A growing review of Hennepin County law-enforcement practice says deputies are increasingly being tagged as "undercover" to keep body-camera footage away from the public, even when those same deputies are out in full view running traffic stops and street patrols. Defense lawyers and bystanders say the move has kept video of heated arrests out of public records and made it harder to hold deputies to account, raising new questions about how Minnesota's data-access rules are used and who actually decides when an officer is truly undercover.
According to the Minnesota Reformer, two Hennepin County public defenders have tracked roughly 66 cases since April 2025 in which the sheriff’s office invoked undercover status to limit release of body-camera footage. The reporting says the office has applied that label to members of multi-jurisdictional units such as the Violent Offender Task Force, and that in several cases judges have deferred to the sheriff’s designation instead of forcing broader disclosure.
One example highlighted in the reporting involves Allanzo Johnson, who was pulled over in north Minneapolis in March 2025, then tased and arrested. Prosecutors later dropped the charges after reviewing body-camera video. The sheriff’s office, according to the reporting, agreed to share the footage with defense attorneys and prosecutors only on the condition that it would not be copied or released to the public. “I don’t buy that they’re undercover,” public defender Amanda Brodhag told the Reformer, arguing that many of the stops in these cases stemmed from minor equipment violations rather than any covert investigation.
State law and redaction rules
The Minnesota Data Practices Office notes that a 2025 session law clarified how undercover officers must be handled in body-camera recordings. The law requires that undercover officers be redacted in any body-camera videos released to a data subject or the public, and it outlines when footage can become public at all.
State guidance also explains that agencies may, but are not required to, release otherwise private body-camera footage if doing so would "aid law enforcement, promote public safety, or dispel rumor or unrest." The same framework calls for independent biennial audits to check whether agencies are following the rules.
How the sheriff frames it
The Hennepin County Sheriff’s Office points to state statute and its own records-release policies, which allow the withholding of identifying information when disclosure would jeopardize investigations or officer safety. The department's policy manual lists deputies' identities as information that may be withheld if releasing it would "hinder a law enforcement purpose or reveal the identity of an undercover law enforcement officer."

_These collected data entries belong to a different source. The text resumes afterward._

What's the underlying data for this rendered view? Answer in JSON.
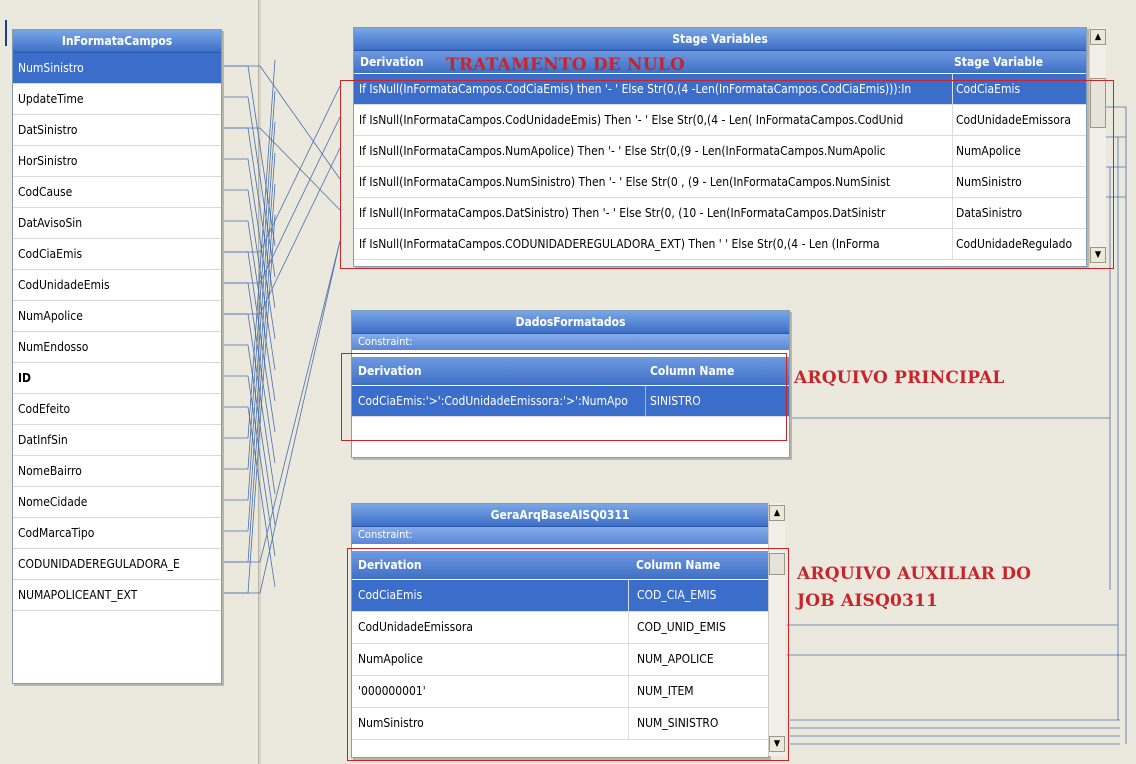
{
  "left_table": {
    "title": "InFormataCampos",
    "selected_index": 0,
    "fields": [
      "NumSinistro",
      "UpdateTime",
      "DatSinistro",
      "HorSinistro",
      "CodCause",
      "DatAvisoSin",
      "CodCiaEmis",
      "CodUnidadeEmis",
      "NumApolice",
      "NumEndosso",
      "ID",
      "CodEfeito",
      "DatInfSin",
      "NomeBairro",
      "NomeCidade",
      "CodMarcaTipo",
      "CODUNIDADEREGULADORA_E",
      "NUMAPOLICEANT_EXT"
    ]
  },
  "stage_variables": {
    "title": "Stage Variables",
    "col_derivation": "Derivation",
    "col_stage_variable": "Stage Variable",
    "rows": [
      {
        "derivation": "If IsNull(InFormataCampos.CodCiaEmis) then '-   ' Else Str(0,(4 -Len(InFormataCampos.CodCiaEmis))):In",
        "variable": "CodCiaEmis"
      },
      {
        "derivation": "If IsNull(InFormataCampos.CodUnidadeEmis) Then '-   ' Else Str(0,(4 - Len( InFormataCampos.CodUnid",
        "variable": "CodUnidadeEmissora"
      },
      {
        "derivation": "If IsNull(InFormataCampos.NumApolice) Then '-           ' Else Str(0,(9 - Len(InFormataCampos.NumApolic",
        "variable": "NumApolice"
      },
      {
        "derivation": "If IsNull(InFormataCampos.NumSinistro) Then '-          ' Else Str(0 , (9 - Len(InFormataCampos.NumSinist",
        "variable": "NumSinistro"
      },
      {
        "derivation": "If IsNull(InFormataCampos.DatSinistro) Then '-          ' Else Str(0, (10 - Len(InFormataCampos.DatSinistr",
        "variable": "DataSinistro"
      },
      {
        "derivation": "If IsNull(InFormataCampos.CODUNIDADEREGULADORA_EXT) Then '   ' Else Str(0,(4 - Len (InForma",
        "variable": "CodUnidadeRegulado"
      }
    ]
  },
  "dados_formatados": {
    "title": "DadosFormatados",
    "constraint_label": "Constraint:",
    "col_derivation": "Derivation",
    "col_name": "Column Name",
    "rows": [
      {
        "derivation": "CodCiaEmis:'>':CodUnidadeEmissora:'>':NumApo",
        "column": "SINISTRO"
      }
    ]
  },
  "gera_arq": {
    "title": "GeraArqBaseAISQ0311",
    "constraint_label": "Constraint:",
    "col_derivation": "Derivation",
    "col_name": "Column Name",
    "rows": [
      {
        "derivation": "CodCiaEmis",
        "column": "COD_CIA_EMIS"
      },
      {
        "derivation": "CodUnidadeEmissora",
        "column": "COD_UNID_EMIS"
      },
      {
        "derivation": "NumApolice",
        "column": "NUM_APOLICE"
      },
      {
        "derivation": "'000000001'",
        "column": "NUM_ITEM"
      },
      {
        "derivation": "NumSinistro",
        "column": "NUM_SINISTRO"
      }
    ]
  },
  "annotations": {
    "nulo": "TRATAMENTO DE NULO",
    "principal": "ARQUIVO PRINCIPAL",
    "auxiliar_line1": "ARQUIVO AUXILIAR DO",
    "auxiliar_line2": "JOB AISQ0311"
  },
  "colors": {
    "selection": "#3b6ecb",
    "annotation_red": "#c8242c",
    "link_lines": "#4a6fae"
  },
  "icons": {
    "scroll_up": "▲",
    "scroll_down": "▼"
  }
}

In that reading, labeling more deputies as undercover effectively places more video behind a legal curtain, with the department arguing that it is following the letter of state law while trying to protect sensitive work and the people doing it.
Impact in court and community
Defense attorneys and community advocates counter that the pattern undercuts public oversight, even when video is the clearest evidence of what happened during a disputed stop or use of force. MPR News and other local reporting note that judges have, in some cases, ordered videos turned over to defendants while simultaneously blocking wider public release, leaving bystander footage as the only version of events the public can actually see.
For residents trying to understand high-profile arrests or tense street encounters, that split creates a two-tier reality. Courts and lawyers may see the full picture on video, while the community is left to reconstruct events from whatever phone footage and secondhand descriptions are available.
Legal implications
The push and pull between protecting undercover operations and preserving transparency carries real legal stakes. Defendants are guaranteed discovery in their cases, and the public has a recognized interest in knowing how and when government officers use force.
The Minnesota Data Practices Office guidance spells out both the protections for undercover identities and the narrow circumstances, including certain uses of deadly force, when body-camera footage must be made public to ensure accountability.
Public defenders say they plan to keep challenging broad restrictions on access in court, and civil-rights groups warn that aggressive use of the undercover label could shrink what the public and journalists can see about everyday policing. For now, whether judges or state audits rein in how the sheriff’s office applies that designation will determine how many future incidents ever reach full public scrutiny.